Quando si applicano queste ansie al mondo economico, alla vita fisica, agli interessi della produzione si esce il prima possibile dall’incertezza: le banche si abbarbicano a principi solidi di credito, non si possono permettere avventure, anche se qualcuno le tenta ingannando tutti.

Nella conduzione delle nostre piccole o grandi economie domestiche si cerchiamo punti solidi, lavori “sicuri”, impegno di piccoli o grandi capitali con tanta oculatezza e spesso si sperimenta il fallimento: manca il lavoro, vengono meno le solidarietà …. e nella vita spirituale? Purtroppo ci adattiamo a tutto, seguiamo la moda, seguiamo lo stile delle pubblicità, crediamo di scegliere come si fa con i canali televisivi.
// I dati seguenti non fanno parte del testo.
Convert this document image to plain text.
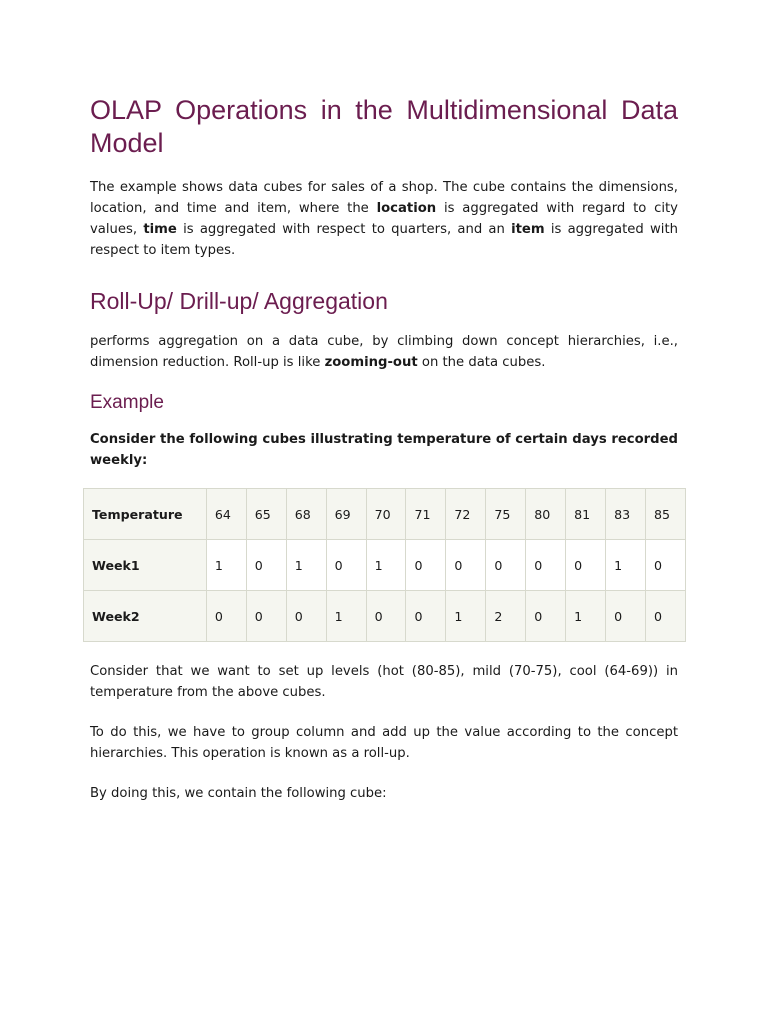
OLAP Operations in the Multidimensional Data Model

The example shows data cubes for sales of a shop. The cube contains the dimensions, location, and time and item, where the location is aggregated with regard to city values, time is aggregated with respect to quarters, and an item is aggregated with respect to item types.

Roll-Up/ Drill-up/ Aggregation

performs aggregation on a data cube, by climbing down concept hierarchies, i.e., dimension reduction. Roll-up is like zooming-out on the data cubes.

Example

Consider the following cubes illustrating temperature of certain days recorded weekly:

Temperature	64	65	68	69	70	71	72	75	80	81	83	85
Week1	1	0	1	0	1	0	0	0	0	0	1	0
Week2	0	0	0	1	0	0	1	2	0	1	0	0

Consider that we want to set up levels (hot (80-85), mild (70-75), cool (64-69)) in temperature from the above cubes.

To do this, we have to group column and add up the value according to the concept hierarchies. This operation is known as a roll-up.

By doing this, we contain the following cube:
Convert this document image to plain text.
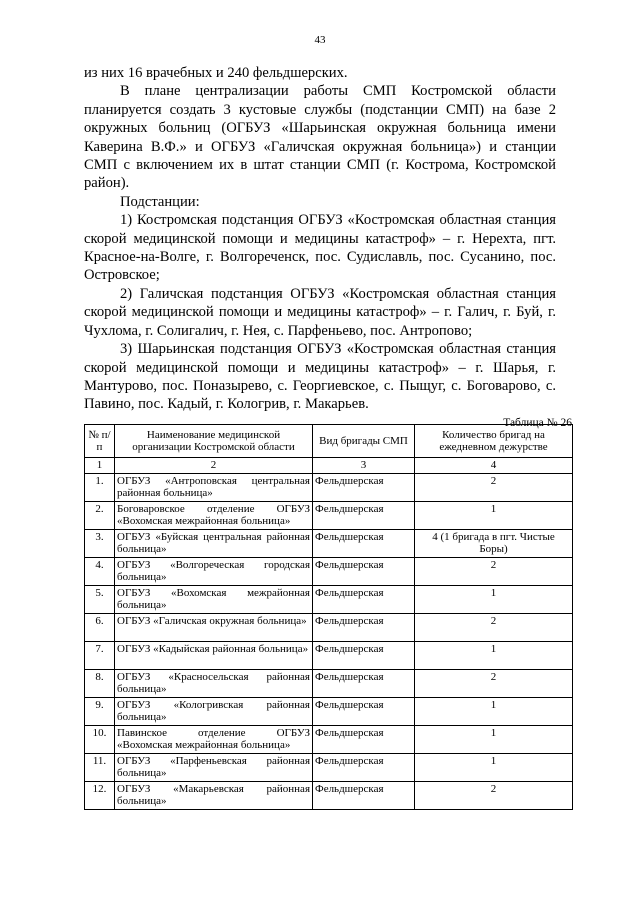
43

из них 16 врачебных и 240 фельдшерских.

В плане централизации работы СМП Костромской области планируется создать 3 кустовые службы (подстанции СМП) на базе 2 окружных больниц (ОГБУЗ «Шарьинская окружная больница имени Каверина В.Ф.» и ОГБУЗ «Галичская окружная больница») и станции СМП с включением их в штат станции СМП (г. Кострома, Костромской район).

Подстанции:

1) Костромская подстанция ОГБУЗ «Костромская областная станция скорой медицинской помощи и медицины катастроф» – г. Нерехта, пгт. Красное-на-Волге, г. Волгореченск, пос. Судиславль, пос. Сусанино, пос. Островское;

2) Галичская подстанция ОГБУЗ «Костромская областная станция скорой медицинской помощи и медицины катастроф» – г. Галич, г. Буй, г. Чухлома, г. Солигалич, г. Нея, с. Парфеньево, пос. Антропово;

3) Шарьинская подстанция ОГБУЗ «Костромская областная станция скорой медицинской помощи и медицины катастроф» – г. Шарья, г. Мантурово, пос. Поназырево, с. Георгиевское, с. Пыщуг, с. Боговарово, с. Павино, пос. Кадый, г. Кологрив, г. Макарьев.

Таблица № 26
№ п/п	Наименование медицинской организации Костромской области	Вид бригады СМП	Количество бригад на ежедневном дежурстве
1	2	3	4
1.	ОГБУЗ «Антроповская центральная районная больница»	Фельдшерская	2
2.	Боговаровское отделение ОГБУЗ «Вохомская межрайонная больница»	Фельдшерская	1
3.	ОГБУЗ «Буйская центральная районная больница»	Фельдшерская	4 (1 бригада в пгт. Чистые Боры)
4.	ОГБУЗ «Волгореческая городская больница»	Фельдшерская	2
5.	ОГБУЗ «Вохомская межрайонная больница»	Фельдшерская	1
6.	ОГБУЗ «Галичская окружная больница»	Фельдшерская	2
7.	ОГБУЗ «Кадыйская районная больница»	Фельдшерская	1
8.	ОГБУЗ «Красносельская районная больница»	Фельдшерская	2
9.	ОГБУЗ «Кологривская районная больница»	Фельдшерская	1
10.	Павинское отделение ОГБУЗ «Вохомская межрайонная больница»	Фельдшерская	1
11.	ОГБУЗ «Парфеньевская районная больница»	Фельдшерская	1
12.	ОГБУЗ «Макарьевская районная больница»	Фельдшерская	2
Il mondo dei mass media spesso è complice a ragion veduta: distribuisce ricette di serietà anche spirituali insospettabili, ti fa balenare davanti agli occhi una strada facile.

Gesù ha una immagine che stigmatizza molto bene questa situazione: stiamo costruendo la casa sulla sabbia; stiamo costruendo la nostra vita sul niente, sull’effimero, sull’inconsistenza, sui disvalori, sull’inganno: non regge, non è possibile avere futuro! Puoi stare a galla in tempi normali, forse, ma basta una piccola difficoltà che tutto crolla … e siamo sufficientemente smagati per vedere quanto maggiori sono i tempi di burrasca nella vita che i tempi di tranquillità.

Sembriamo gente che si mette in viaggio con un bel cielo sereno e crede che sia sempre così: non si ricorda del vento, della pioggia, del freddo, della bufera; crede sufficiente la solita maglietta, affronta l’inverno in maniche di camicia – diciamo.

La nostra vita va fondata sulla roccia: non può rischiare di franare per il primo colpo di vento … e la roccia, i valori, il riferimento, la sicurezza è Gesù, è la sua parola.

Avvento è anche tempo di costruzione di fondamenta solide: è fondare la vita su Gesù! Se facciamo questo stiamo sicuri che la roccia che è Dio non cederà: il suo amore è per sempre.